To solve the problem for the hemisphere with a radius of 10 cm, we need to find some specific properties, likely related to surface area and volume. Let's calculate them step by step:

a. Volume of the Hemisphere

The formula for the volume of a hemisphere is: $V = \frac{2}{3} \pi r^3$ Where $r = 10$ cm.

$V = \frac{2}{3} \times \pi \times (10)^3 \text{ cm}^3$

$V = \frac{2}{3} \times \pi \times 1000 \text{ cm}^3$

$V \approx \frac{2}{3} \times 3.1416 \times 1000 \text{ cm}^3$

$V \approx \frac{2000}{3} \times 3.1416 \text{ cm}^3$

$V \approx 2094.4 \text{ cm}^3$

So, the volume of the hemisphere is approximately 2094.4 cm³.

b. Surface Area of the Hemisphere

The surface area of a hemisphere includes both the curved surface and the base.
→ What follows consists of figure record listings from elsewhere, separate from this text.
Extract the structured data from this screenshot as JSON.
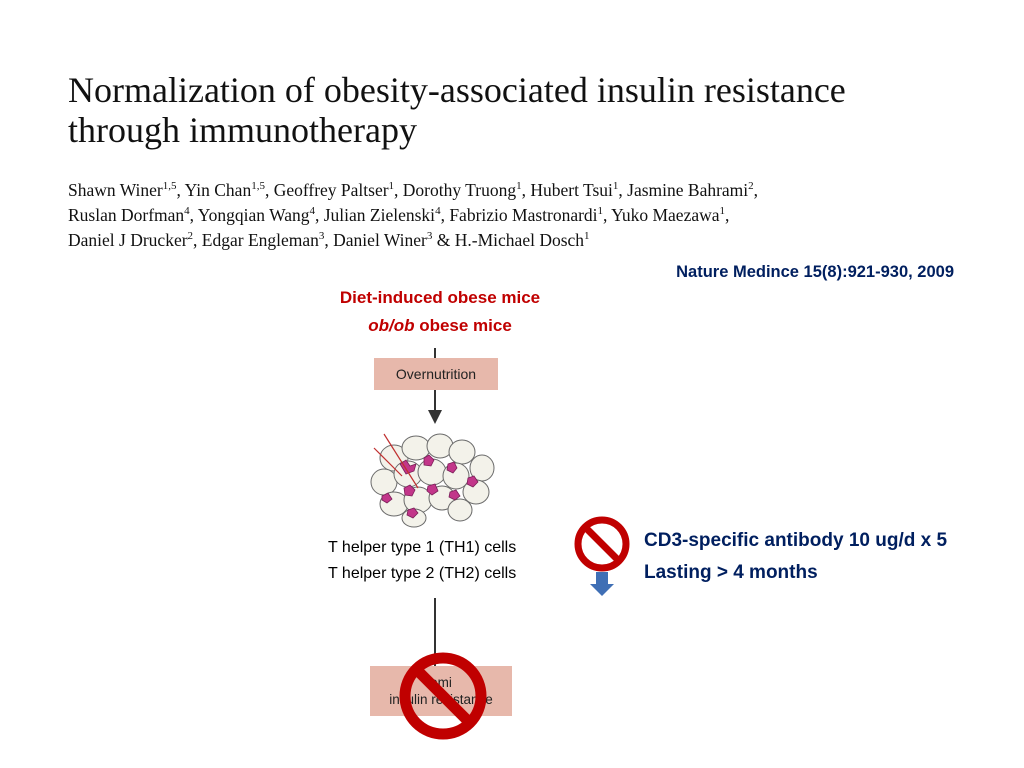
{
  "paper": {
    "title_line1": "Normalization of obesity-associated insulin resistance",
    "title_line2": "through immunotherapy",
    "authors": [
      {
        "name": "Shawn Winer",
        "sup": "1,5",
        "sep": ", "
      },
      {
        "name": "Yin Chan",
        "sup": "1,5",
        "sep": ", "
      },
      {
        "name": "Geoffrey Paltser",
        "sup": "1",
        "sep": ", "
      },
      {
        "name": "Dorothy Truong",
        "sup": "1",
        "sep": ", "
      },
      {
        "name": "Hubert Tsui",
        "sup": "1",
        "sep": ", "
      },
      {
        "name": "Jasmine Bahrami",
        "sup": "2",
        "sep": ", "
      },
      {
        "name": "Ruslan Dorfman",
        "sup": "4",
        "sep": ", "
      },
      {
        "name": "Yongqian Wang",
        "sup": "4",
        "sep": ", "
      },
      {
        "name": "Julian Zielenski",
        "sup": "4",
        "sep": ", "
      },
      {
        "name": "Fabrizio Mastronardi",
        "sup": "1",
        "sep": ", "
      },
      {
        "name": "Yuko Maezawa",
        "sup": "1",
        "sep": ", "
      },
      {
        "name": "Daniel J Drucker",
        "sup": "2",
        "sep": ", "
      },
      {
        "name": "Edgar Engleman",
        "sup": "3",
        "sep": ", "
      },
      {
        "name": "Daniel Winer",
        "sup": "3",
        "sep": " & "
      },
      {
        "name": "H.-Michael Dosch",
        "sup": "1",
        "sep": ""
      }
    ],
    "citation": "Nature Medince  15(8):921-930, 2009"
  },
  "diagram": {
    "mice_line1": "Diet-induced obese mice",
    "mice_line2_italic": "ob/ob",
    "mice_line2_rest": " obese mice",
    "box_top": "Overnutrition",
    "tcell_line1": "T helper type 1 (TH1) cells",
    "tcell_line2": "T helper type 2 (TH2) cells",
    "box_bottom_line1": "emi",
    "box_bottom_line2": "insulin resistance",
    "treatment_line1": "CD3-specific antibody 10 ug/d x 5",
    "treatment_line2": "Lasting > 4 months"
  },
  "colors": {
    "mice_text": "#c00000",
    "treatment_text": "#001f5f",
    "citation_text": "#001f5f",
    "prohibition": "#c00000",
    "box_fill": "#e7b8ab",
    "arrow_blue": "#3f6fb5"
  },
  "icons": [
    "prohibition-sign-icon",
    "prohibition-sign-icon",
    "down-arrow-icon",
    "adipose-tissue-illustration"
  ]
}
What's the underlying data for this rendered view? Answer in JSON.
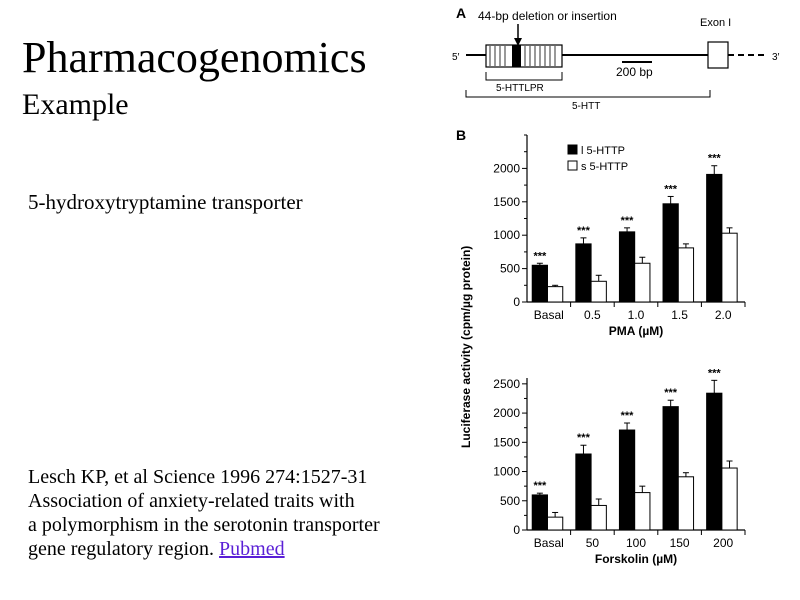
{
  "slide": {
    "title": "Pharmacogenomics",
    "subtitle": "Example",
    "topic": "5-hydroxytryptamine transporter",
    "reference": {
      "line1": "Lesch KP, et al Science 1996 274:1527-31",
      "line2": "Association of anxiety-related traits with",
      "line3": "a polymorphism in the serotonin transporter",
      "line4_prefix": "gene regulatory region. ",
      "link_text": " Pubmed"
    }
  },
  "figure": {
    "panel_a": {
      "label": "A",
      "deletion_label": "44-bp deletion or insertion",
      "exon_label": "Exon I",
      "five_prime": "5′",
      "three_prime": "3′",
      "scale_label": "200 bp",
      "region1_label": "5-HTTLPR",
      "region2_label": "5-HTT"
    },
    "panel_b": {
      "label": "B",
      "ylabel": "Luciferase activity (cpm/µg protein)"
    }
  },
  "chart_data": [
    {
      "type": "bar",
      "categories": [
        "Basal",
        "0.5",
        "1.0",
        "1.5",
        "2.0"
      ],
      "series": [
        {
          "name": "l 5-HTTP",
          "color": "#000000",
          "values": [
            550,
            870,
            1050,
            1470,
            1910
          ],
          "errors": [
            30,
            90,
            60,
            110,
            130
          ]
        },
        {
          "name": "s 5-HTTP",
          "color": "#ffffff",
          "values": [
            230,
            310,
            580,
            810,
            1030
          ],
          "errors": [
            20,
            90,
            90,
            60,
            80
          ]
        }
      ],
      "significance": [
        "***",
        "***",
        "***",
        "***",
        "***"
      ],
      "xlabel": "PMA (µM)",
      "ylim": [
        0,
        2500
      ],
      "yticks": [
        0,
        500,
        1000,
        1500,
        2000
      ]
    },
    {
      "type": "bar",
      "categories": [
        "Basal",
        "50",
        "100",
        "150",
        "200"
      ],
      "series": [
        {
          "name": "l 5-HTTP",
          "color": "#000000",
          "values": [
            600,
            1300,
            1710,
            2110,
            2340
          ],
          "errors": [
            30,
            150,
            120,
            110,
            220
          ]
        },
        {
          "name": "s 5-HTTP",
          "color": "#ffffff",
          "values": [
            220,
            420,
            640,
            910,
            1060
          ],
          "errors": [
            80,
            110,
            110,
            70,
            120
          ]
        }
      ],
      "significance": [
        "***",
        "***",
        "***",
        "***",
        "***"
      ],
      "xlabel": "Forskolin (µM)",
      "ylim": [
        0,
        2600
      ],
      "yticks": [
        0,
        500,
        1000,
        1500,
        2000,
        2500
      ]
    }
  ]
}
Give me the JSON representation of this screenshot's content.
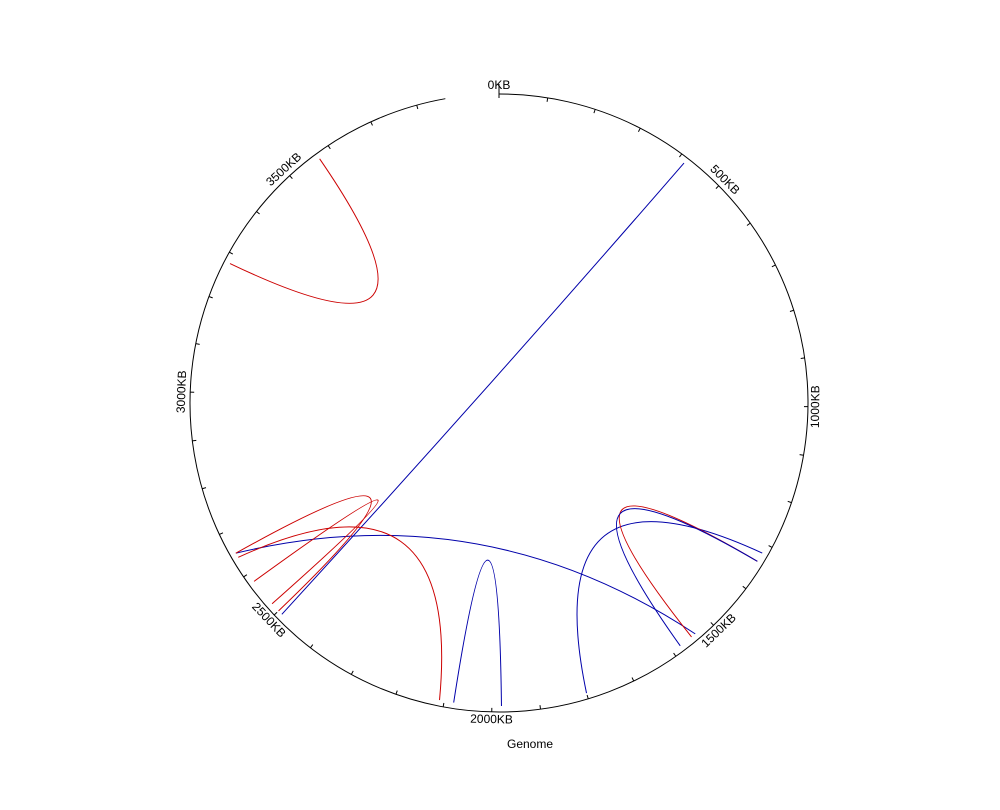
{
  "genome": {
    "label": "Genome",
    "size_kb": 3860,
    "tick_step_kb": 100,
    "major_tick_step_kb": 500
  },
  "tick_labels": [
    {
      "value_kb": 0,
      "text": "0KB"
    },
    {
      "value_kb": 500,
      "text": "500KB"
    },
    {
      "value_kb": 1000,
      "text": "1000KB"
    },
    {
      "value_kb": 1500,
      "text": "1500KB"
    },
    {
      "value_kb": 2000,
      "text": "2000KB"
    },
    {
      "value_kb": 2500,
      "text": "2500KB"
    },
    {
      "value_kb": 3000,
      "text": "3000KB"
    },
    {
      "value_kb": 3500,
      "text": "3500KB"
    }
  ],
  "colors": {
    "axis": "#000000",
    "red_link": "#cc0000",
    "blue_link": "#0000aa"
  },
  "links": [
    {
      "color": "blue",
      "from_kb": 415,
      "to_kb": 2490
    },
    {
      "color": "red",
      "from_kb": 3570,
      "to_kb": 3280
    },
    {
      "color": "blue",
      "from_kb": 2650,
      "to_kb": 1540
    },
    {
      "color": "red",
      "from_kb": 2640,
      "to_kb": 2110
    },
    {
      "color": "red",
      "from_kb": 2580,
      "to_kb": 2520
    },
    {
      "color": "red",
      "from_kb": 2650,
      "to_kb": 2500
    },
    {
      "color": "blue",
      "from_kb": 2080,
      "to_kb": 1980
    },
    {
      "color": "blue",
      "from_kb": 1320,
      "to_kb": 1800
    },
    {
      "color": "red",
      "from_kb": 1340,
      "to_kb": 1550
    },
    {
      "color": "blue",
      "from_kb": 1340,
      "to_kb": 1580
    }
  ]
}
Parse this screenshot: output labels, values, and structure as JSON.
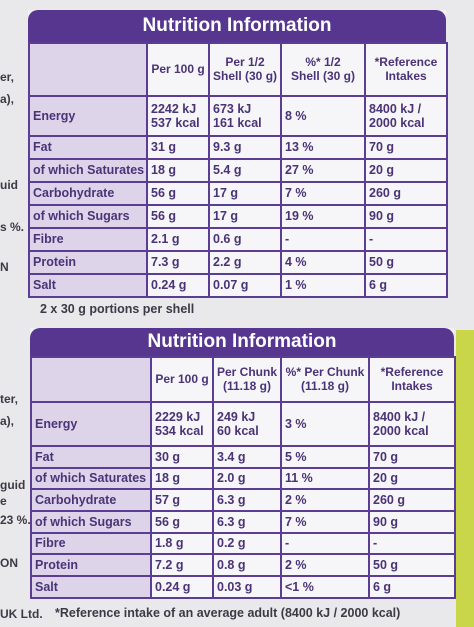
{
  "edge_text": [
    "er,",
    "a),",
    "uid",
    "s %.",
    "N",
    "ter,",
    "a),",
    "guid",
    "e",
    "23 %.",
    "ON",
    "UK Ltd."
  ],
  "panels": [
    {
      "title": "Nutrition Information",
      "columns": [
        [
          "Per 100 g"
        ],
        [
          "Per 1/2",
          "Shell (30 g)"
        ],
        [
          "%* 1/2",
          "Shell (30 g)"
        ],
        [
          "*Reference",
          "Intakes"
        ]
      ],
      "rows": [
        [
          "Energy",
          [
            "2242 kJ",
            "537 kcal"
          ],
          [
            "673 kJ",
            "161 kcal"
          ],
          "8 %",
          [
            "8400 kJ /",
            "2000 kcal"
          ]
        ],
        [
          "Fat",
          "31 g",
          "9.3 g",
          "13 %",
          "70 g"
        ],
        [
          "of which Saturates",
          "18 g",
          "5.4 g",
          "27 %",
          "20 g"
        ],
        [
          "Carbohydrate",
          "56 g",
          "17 g",
          "7 %",
          "260 g"
        ],
        [
          "of which Sugars",
          "56 g",
          "17 g",
          "19 %",
          "90 g"
        ],
        [
          "Fibre",
          "2.1 g",
          "0.6 g",
          "-",
          "-"
        ],
        [
          "Protein",
          "7.3 g",
          "2.2 g",
          "4 %",
          "50 g"
        ],
        [
          "Salt",
          "0.24 g",
          "0.07 g",
          "1 %",
          "6 g"
        ]
      ],
      "footnote": "2 x 30 g portions per shell"
    },
    {
      "title": "Nutrition Information",
      "columns": [
        [
          "Per 100 g"
        ],
        [
          "Per Chunk",
          "(11.18 g)"
        ],
        [
          "%* Per Chunk",
          "(11.18 g)"
        ],
        [
          "*Reference",
          "Intakes"
        ]
      ],
      "rows": [
        [
          "Energy",
          [
            "2229 kJ",
            "534 kcal"
          ],
          [
            "249 kJ",
            "60 kcal"
          ],
          "3 %",
          [
            "8400 kJ /",
            "2000 kcal"
          ]
        ],
        [
          "Fat",
          "30 g",
          "3.4 g",
          "5 %",
          "70 g"
        ],
        [
          "of which Saturates",
          "18 g",
          "2.0 g",
          "11 %",
          "20 g"
        ],
        [
          "Carbohydrate",
          "57 g",
          "6.3 g",
          "2 %",
          "260 g"
        ],
        [
          "of which Sugars",
          "56 g",
          "6.3 g",
          "7 %",
          "90 g"
        ],
        [
          "Fibre",
          "1.8 g",
          "0.2 g",
          "-",
          "-"
        ],
        [
          "Protein",
          "7.2 g",
          "0.8 g",
          "2 %",
          "50 g"
        ],
        [
          "Salt",
          "0.24 g",
          "0.03 g",
          "<1 %",
          "6 g"
        ]
      ],
      "footnote": "*Reference intake of an average adult (8400 kJ / 2000 kcal)"
    }
  ]
}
The formula is: $A = 2 \pi r^2$ Where $r = 10$ cm.

$A = 2 \times \pi \times (10)^2 \text{ cm}^2$

$A = 2 \times \pi \times 100 \text{ cm}^2$

$A = 200 \times \pi \text{ cm}^2$

$A \approx 200 \times 3.1416 \text{ cm}^2$

$A \approx 628.3 \text{ cm}^2$

So, the surface area of the hemisphere is approximately 628.3 cm².

Would you like more details or have any questions about this problem?

Here are 5 relative questions to consider:

1. What would the volume be if the radius were doubled?
2. How does the surface area change if the radius is increased by 50%?
3. What is the ratio of the volume of this hemisphere to a full sphere with the same radius?
4. How would the calculations change if the hemisphere were hollow with a certain thickness?
5. What is the lateral (curved) surface area of the hemisphere, excluding the base?

Tip: Always keep track of units when performing calculations. It helps prevent errors and ensures your answers are in the correct form.